You don’t act what the situation requires in order to “sell out” or “sell your soul” – forgetting to use the light of your inner truth to guide you, becoming no more than a reflection of what others expect you to be. Because the instant you do that you lose all intrinsic value. Only your uniqueness is marketable.
But how can you hold on to your uniqueness without holding on to some sense of what sets you apart from others? The trick is not to hold on. I’ve heard it said that who we are is a function of memory, the unique patterns and associations we create up inside our heads from all the data points we’ve been exposed to, the books we’ve read, the movies we’ve seen, the meetings with remarkable men we’ve had, all that has left a trace in our psyches which we then data mine as only we can, using algorithms we’ve created as adaptive strategies… All this is fine as it goes for describing the phenomenon at the level of brain matter.
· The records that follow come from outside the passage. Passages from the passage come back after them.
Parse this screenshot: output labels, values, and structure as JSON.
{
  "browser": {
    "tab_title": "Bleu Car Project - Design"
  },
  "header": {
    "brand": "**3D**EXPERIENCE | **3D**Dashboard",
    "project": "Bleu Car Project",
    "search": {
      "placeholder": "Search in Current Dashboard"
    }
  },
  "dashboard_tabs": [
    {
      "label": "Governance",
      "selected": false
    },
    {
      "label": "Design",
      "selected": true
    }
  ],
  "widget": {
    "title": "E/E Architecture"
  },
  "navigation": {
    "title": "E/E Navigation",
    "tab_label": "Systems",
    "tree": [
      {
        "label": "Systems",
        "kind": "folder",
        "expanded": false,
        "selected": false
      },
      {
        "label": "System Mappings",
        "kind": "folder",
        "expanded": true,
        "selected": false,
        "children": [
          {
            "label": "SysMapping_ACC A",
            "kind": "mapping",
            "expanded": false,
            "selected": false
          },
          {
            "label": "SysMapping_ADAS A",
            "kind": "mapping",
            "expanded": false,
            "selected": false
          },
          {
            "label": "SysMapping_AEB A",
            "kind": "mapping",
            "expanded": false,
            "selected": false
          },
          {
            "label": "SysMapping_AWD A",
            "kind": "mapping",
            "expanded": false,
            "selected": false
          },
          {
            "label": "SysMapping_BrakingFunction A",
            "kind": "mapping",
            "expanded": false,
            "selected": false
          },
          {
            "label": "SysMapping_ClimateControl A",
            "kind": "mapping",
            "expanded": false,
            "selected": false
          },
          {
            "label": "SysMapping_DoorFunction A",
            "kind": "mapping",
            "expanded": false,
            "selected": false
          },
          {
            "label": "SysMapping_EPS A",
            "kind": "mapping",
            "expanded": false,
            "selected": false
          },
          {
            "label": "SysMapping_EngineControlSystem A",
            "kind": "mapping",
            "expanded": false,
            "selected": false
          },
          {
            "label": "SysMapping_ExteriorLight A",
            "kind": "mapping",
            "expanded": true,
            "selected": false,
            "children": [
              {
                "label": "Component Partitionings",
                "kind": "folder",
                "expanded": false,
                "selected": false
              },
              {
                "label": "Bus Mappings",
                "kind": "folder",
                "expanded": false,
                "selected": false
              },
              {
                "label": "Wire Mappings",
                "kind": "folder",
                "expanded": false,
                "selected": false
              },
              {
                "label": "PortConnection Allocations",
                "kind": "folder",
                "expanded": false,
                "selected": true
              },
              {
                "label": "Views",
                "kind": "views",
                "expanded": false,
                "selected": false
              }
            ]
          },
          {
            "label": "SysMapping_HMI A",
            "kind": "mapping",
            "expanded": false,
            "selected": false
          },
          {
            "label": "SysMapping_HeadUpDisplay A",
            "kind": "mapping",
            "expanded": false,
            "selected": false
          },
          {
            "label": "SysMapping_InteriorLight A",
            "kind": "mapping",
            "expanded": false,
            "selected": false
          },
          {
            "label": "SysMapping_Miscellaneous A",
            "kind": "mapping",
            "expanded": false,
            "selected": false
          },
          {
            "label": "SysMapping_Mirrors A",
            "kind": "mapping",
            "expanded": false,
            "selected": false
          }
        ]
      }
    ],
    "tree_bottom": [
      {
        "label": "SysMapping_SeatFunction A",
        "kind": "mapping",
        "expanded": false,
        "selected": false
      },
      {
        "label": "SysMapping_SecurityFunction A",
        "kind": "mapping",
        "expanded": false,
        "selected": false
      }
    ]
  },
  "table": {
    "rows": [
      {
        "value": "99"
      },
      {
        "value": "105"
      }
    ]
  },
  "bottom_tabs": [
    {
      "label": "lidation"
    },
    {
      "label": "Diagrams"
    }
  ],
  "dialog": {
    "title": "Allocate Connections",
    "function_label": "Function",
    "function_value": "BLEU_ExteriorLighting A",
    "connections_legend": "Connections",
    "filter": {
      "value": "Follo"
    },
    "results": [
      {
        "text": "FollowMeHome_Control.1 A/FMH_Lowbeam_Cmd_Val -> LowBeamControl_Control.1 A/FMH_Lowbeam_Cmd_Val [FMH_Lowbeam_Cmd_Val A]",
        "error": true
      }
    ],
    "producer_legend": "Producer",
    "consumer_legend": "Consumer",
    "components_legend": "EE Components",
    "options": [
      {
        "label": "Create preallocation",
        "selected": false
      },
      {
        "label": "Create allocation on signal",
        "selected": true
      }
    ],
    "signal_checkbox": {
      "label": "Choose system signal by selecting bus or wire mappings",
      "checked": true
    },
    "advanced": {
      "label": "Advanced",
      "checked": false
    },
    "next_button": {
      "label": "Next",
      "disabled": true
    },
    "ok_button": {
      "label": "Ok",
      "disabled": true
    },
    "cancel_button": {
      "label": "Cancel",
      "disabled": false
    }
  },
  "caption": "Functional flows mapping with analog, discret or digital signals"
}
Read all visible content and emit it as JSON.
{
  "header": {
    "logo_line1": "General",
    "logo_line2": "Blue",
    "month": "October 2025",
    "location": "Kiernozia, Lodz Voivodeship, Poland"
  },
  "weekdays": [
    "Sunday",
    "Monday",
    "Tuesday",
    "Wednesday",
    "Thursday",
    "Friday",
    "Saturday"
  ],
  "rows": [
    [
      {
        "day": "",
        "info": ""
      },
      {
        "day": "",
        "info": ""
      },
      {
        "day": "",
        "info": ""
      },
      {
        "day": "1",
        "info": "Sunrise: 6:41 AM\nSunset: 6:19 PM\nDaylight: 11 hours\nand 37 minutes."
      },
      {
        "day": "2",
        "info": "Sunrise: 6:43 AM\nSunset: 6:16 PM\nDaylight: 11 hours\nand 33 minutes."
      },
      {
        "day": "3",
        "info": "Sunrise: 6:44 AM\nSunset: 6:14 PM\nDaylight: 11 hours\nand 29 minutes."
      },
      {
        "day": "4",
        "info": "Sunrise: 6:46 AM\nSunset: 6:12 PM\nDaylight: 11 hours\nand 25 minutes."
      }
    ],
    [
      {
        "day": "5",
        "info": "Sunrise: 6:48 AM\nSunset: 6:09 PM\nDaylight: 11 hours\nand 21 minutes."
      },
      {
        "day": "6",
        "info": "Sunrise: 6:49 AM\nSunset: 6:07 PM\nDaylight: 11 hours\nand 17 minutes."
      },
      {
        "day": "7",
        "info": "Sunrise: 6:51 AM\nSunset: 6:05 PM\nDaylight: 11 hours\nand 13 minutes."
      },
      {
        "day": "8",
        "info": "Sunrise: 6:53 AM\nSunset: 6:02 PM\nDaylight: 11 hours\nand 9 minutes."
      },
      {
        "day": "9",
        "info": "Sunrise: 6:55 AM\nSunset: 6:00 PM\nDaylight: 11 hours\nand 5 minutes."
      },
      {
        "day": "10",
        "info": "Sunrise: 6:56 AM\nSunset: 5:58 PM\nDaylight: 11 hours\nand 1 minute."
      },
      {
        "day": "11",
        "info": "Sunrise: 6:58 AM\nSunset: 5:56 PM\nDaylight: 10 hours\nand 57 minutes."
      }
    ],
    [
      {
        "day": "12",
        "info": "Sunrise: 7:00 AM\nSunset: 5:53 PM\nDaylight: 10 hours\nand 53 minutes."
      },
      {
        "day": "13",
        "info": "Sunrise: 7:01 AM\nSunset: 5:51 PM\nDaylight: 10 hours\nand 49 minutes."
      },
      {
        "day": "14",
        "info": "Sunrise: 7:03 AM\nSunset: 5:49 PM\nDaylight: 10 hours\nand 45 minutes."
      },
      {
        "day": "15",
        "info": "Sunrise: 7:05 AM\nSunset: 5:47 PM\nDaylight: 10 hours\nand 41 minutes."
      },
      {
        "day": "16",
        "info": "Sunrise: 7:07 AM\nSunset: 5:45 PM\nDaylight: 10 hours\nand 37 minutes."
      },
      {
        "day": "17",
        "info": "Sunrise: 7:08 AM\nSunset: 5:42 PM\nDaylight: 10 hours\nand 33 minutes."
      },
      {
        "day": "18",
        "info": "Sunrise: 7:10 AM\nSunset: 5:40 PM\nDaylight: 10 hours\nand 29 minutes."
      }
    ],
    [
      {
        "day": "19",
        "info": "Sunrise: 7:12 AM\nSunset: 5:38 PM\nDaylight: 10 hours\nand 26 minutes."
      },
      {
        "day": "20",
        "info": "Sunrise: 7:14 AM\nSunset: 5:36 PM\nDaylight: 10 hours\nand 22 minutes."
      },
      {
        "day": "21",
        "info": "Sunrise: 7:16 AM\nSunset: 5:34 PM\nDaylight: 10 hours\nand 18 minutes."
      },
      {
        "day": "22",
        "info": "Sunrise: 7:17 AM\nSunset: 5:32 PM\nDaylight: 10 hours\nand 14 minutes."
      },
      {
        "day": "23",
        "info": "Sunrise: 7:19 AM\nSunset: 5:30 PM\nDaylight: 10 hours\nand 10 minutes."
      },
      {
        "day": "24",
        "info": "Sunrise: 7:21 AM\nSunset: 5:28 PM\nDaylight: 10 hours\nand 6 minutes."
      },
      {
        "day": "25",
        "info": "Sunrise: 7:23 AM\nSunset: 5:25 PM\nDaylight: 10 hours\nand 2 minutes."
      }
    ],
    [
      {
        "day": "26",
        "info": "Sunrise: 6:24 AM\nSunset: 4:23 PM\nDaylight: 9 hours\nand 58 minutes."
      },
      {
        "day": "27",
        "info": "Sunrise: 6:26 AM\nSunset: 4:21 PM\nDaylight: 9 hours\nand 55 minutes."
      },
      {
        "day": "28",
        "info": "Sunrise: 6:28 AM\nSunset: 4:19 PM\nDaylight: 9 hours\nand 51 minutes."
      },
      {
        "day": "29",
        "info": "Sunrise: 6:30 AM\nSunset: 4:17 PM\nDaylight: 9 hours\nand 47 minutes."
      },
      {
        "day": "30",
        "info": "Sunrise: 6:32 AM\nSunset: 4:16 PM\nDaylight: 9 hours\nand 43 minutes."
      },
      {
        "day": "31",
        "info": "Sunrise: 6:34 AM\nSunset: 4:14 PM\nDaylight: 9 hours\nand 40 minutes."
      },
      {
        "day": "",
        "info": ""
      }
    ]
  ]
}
In a reductionist, materialistic manner. But from where does that integral force arise? That ability to synthesize and make meaning of things; to integrate information from desperate fields of endeavor, and entirely disconnected thoughts and ideas.
It is the Witness state that is the eye of the tornado. Once we are no longer ego-identified, we shift our center to this amorphous shapeless consciousness that is without limits. That is calm, centered, and unflappable. And our mental activity revolves around it. And because it does, our thinking gets clearer, more efficient, more empowered, less twisted, and deformed, and limited, as a sign that we have been purified of ego-identification. We don’t give up our egos, we just cease to be identified with them. We are the god-stuff inhabiting the vessel; driving the spaceship. And now that we are identified with that God stuff, our ability to transform the vessel in keeping with "the transformer" is accelerated. So we escape the old fashioned "ghost in the machine" argument. There ceases to be any discontinuity between redeemer and redeemed.
Without finding this center; thought cannot be purified. Creativity cannot be fully released. Is it all or nothing? Of course not; for we are both becoming and being, forever lost in that yin yang duality. But through meditative practice we can train ourselves to self-correct and seek out the Witness state.
The beauty of it is, all this is so much easier in a pressure cooker world that will not allow you to stray far from center. So the Chinese were right with their I Ching – times of crises are also times of opportunity.
What has all this got to do with Singularity? Welcome to Singularity, son. You’re in it. You’re living it now. And that “pressure cooker” world – is the back draft of the Singularity engines firing up. But fear not being consumed in the jet exhaust. For you are the engine of creation out of which Singularity arises. You are: The Phoenix Rising.